Der Einbau eines anderen Kompressors ändert keinen dieser Werte – das erledigt der Druckregler. Was sich ändert, ist der Einbauort des Reglers und das benötigte Entlaster-Zubehör. Bei Bendix sitzt der Regler üblicherweise am Kompressorgehäuse; bei Wabco häufig extern oder in den Lufttrockner integriert. Entlastersätze, Kopfdichtungen und Ventilplatten sind baureihenspezifisch – die richtige Bestellung setzt voraus, die genaue Kompressorvariante zu identifizieren, nicht nur die Marke.

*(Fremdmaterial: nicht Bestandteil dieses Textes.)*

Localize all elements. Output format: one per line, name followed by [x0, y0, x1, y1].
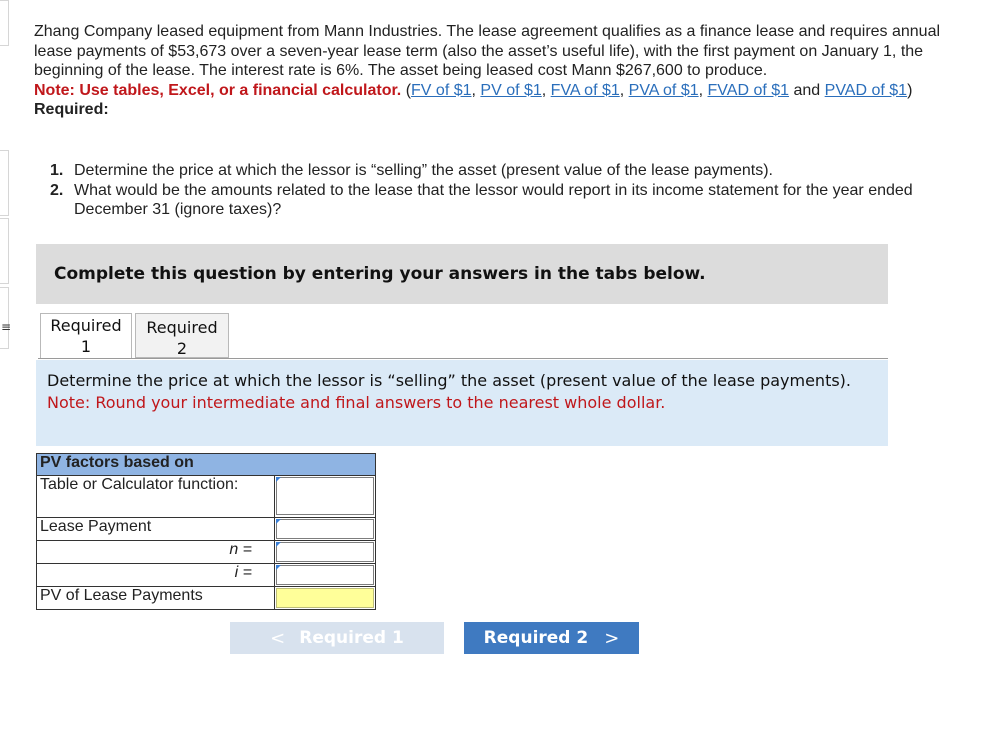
dropdown-marker-icon [276, 477, 281, 482]
label-n: n = [37, 541, 275, 564]
prev-label: Required 1 [299, 628, 404, 648]
note-label: Note: Use tables, Excel, or a financial calculator. [34, 81, 402, 99]
next-label: Required 2 [483, 628, 589, 648]
link-pv-of-1[interactable]: PV of $1 [480, 81, 542, 99]
pv-lease-payments-input[interactable] [276, 588, 374, 608]
table-calculator-cell [275, 476, 376, 518]
tab-required-1[interactable] [40, 313, 132, 358]
note-line: Note: Use tables, Excel, or a financial calculator. (FV of $1, PV of $1, FVA of $1, PVA of $1, FVAD of $1 and PVAD of $1) [34, 81, 913, 99]
pv-cell [275, 587, 376, 610]
label-table-calculator: Table or Calculator function: [37, 476, 275, 518]
problem-text: Zhang Company leased equipment from Mann Industries. The lease agreement qualifies as a finance lease and requires annual lease payments of $53,673 over a seven-year lease term (also the asset’s useful life), with the first payment on January 1, the beginning of the lease. The interest rate is 6%. The asset being leased cost Mann $267,600 to produce. [34, 23, 941, 79]
step-number: 2. [50, 181, 64, 199]
dropdown-marker-icon [276, 565, 281, 570]
dropdown-marker-icon [276, 519, 281, 524]
tab-label-line1: Required [146, 318, 218, 337]
dropdown-marker-icon [276, 542, 281, 547]
list-item [50, 181, 980, 220]
side-panel-edge-lower [0, 218, 9, 284]
side-panel-edge-middle [0, 150, 9, 216]
i-cell [275, 564, 376, 587]
link-fv-of-1[interactable]: FV of $1 [411, 81, 472, 99]
menu-icon[interactable]: ≡ [1, 320, 12, 334]
next-required-2-button[interactable] [464, 622, 639, 654]
instruction-note: Note: Round your intermediate and final answers to the nearest whole dollar. [47, 393, 666, 412]
tab-label-line2: 2 [176, 339, 188, 358]
step-text: What would be the amounts related to the lease that the lessor would report in its income statement for the year ended December 31 (ignore taxes)? [74, 181, 913, 218]
lease-payment-cell [275, 518, 376, 541]
link-fvad-of-1[interactable]: FVAD of $1 [707, 81, 790, 99]
tab-instructions [36, 360, 888, 446]
tab-label-line1: Required [50, 316, 122, 335]
link-fva-of-1[interactable]: FVA of $1 [550, 81, 620, 99]
n-cell [275, 541, 376, 564]
instruction-text: Determine the price at which the lessor is “selling” the asset (present value of the lease payments). [47, 371, 851, 390]
label-pv-lease-payments: PV of Lease Payments [37, 587, 275, 610]
link-pva-of-1[interactable]: PVA of $1 [628, 81, 699, 99]
tab-required-2[interactable] [135, 313, 229, 358]
label-lease-payment: Lease Payment [37, 518, 275, 541]
link-pvad-of-1[interactable]: PVAD of $1 [824, 81, 908, 99]
lease-payment-input[interactable] [276, 519, 374, 539]
side-panel-edge-top [0, 0, 9, 46]
table-calculator-input[interactable] [276, 477, 374, 515]
problem-statement [34, 22, 979, 120]
label-i: i = [37, 564, 275, 587]
i-input[interactable] [276, 565, 374, 585]
and-text: and [793, 81, 821, 99]
table-header: PV factors based on [37, 454, 376, 476]
instructions-banner [36, 244, 888, 304]
banner-text: Complete this question by entering your answers in the tabs below. [54, 264, 706, 284]
required-heading: Required: [34, 101, 109, 118]
step-number: 1. [50, 162, 64, 179]
prev-required-1-button[interactable] [230, 622, 444, 654]
step-text: Determine the price at which the lessor is “selling” the asset (present value of the lease payments). [74, 162, 773, 179]
chevron-right-icon: > [604, 627, 620, 649]
list-item [50, 161, 980, 181]
tab-divider [38, 358, 888, 359]
side-panel-edge-bottom [0, 287, 12, 349]
tab-label-line2: 1 [80, 337, 92, 356]
requirements-list [50, 161, 980, 220]
pv-calculation-table [36, 453, 376, 610]
n-input[interactable] [276, 542, 374, 562]
chevron-left-icon: < [270, 627, 286, 649]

Beide Marken auf ein Ersatzteil referenzieren
Gehen Sie die physischen Merkmale in dieser Reihenfolge durch:
- Typenschild oder Gussnummern an Kurbelgehäuse und Kopf ablesen. Alles notieren, auch Suffixe – Varianten innerhalb einer Baureihe unterscheiden sich oft nur durch ein Suffix.
- Zylinderzahl und Kopfausführung feststellen, einschließlich Anzahl und Position der Druckanschlüsse.
- Anbauflansch vermessen: Schraubenzahl, Lochkreis, Zentrierdurchmesser und ob Öl und Kühlmittel durch die Flanschfläche laufen.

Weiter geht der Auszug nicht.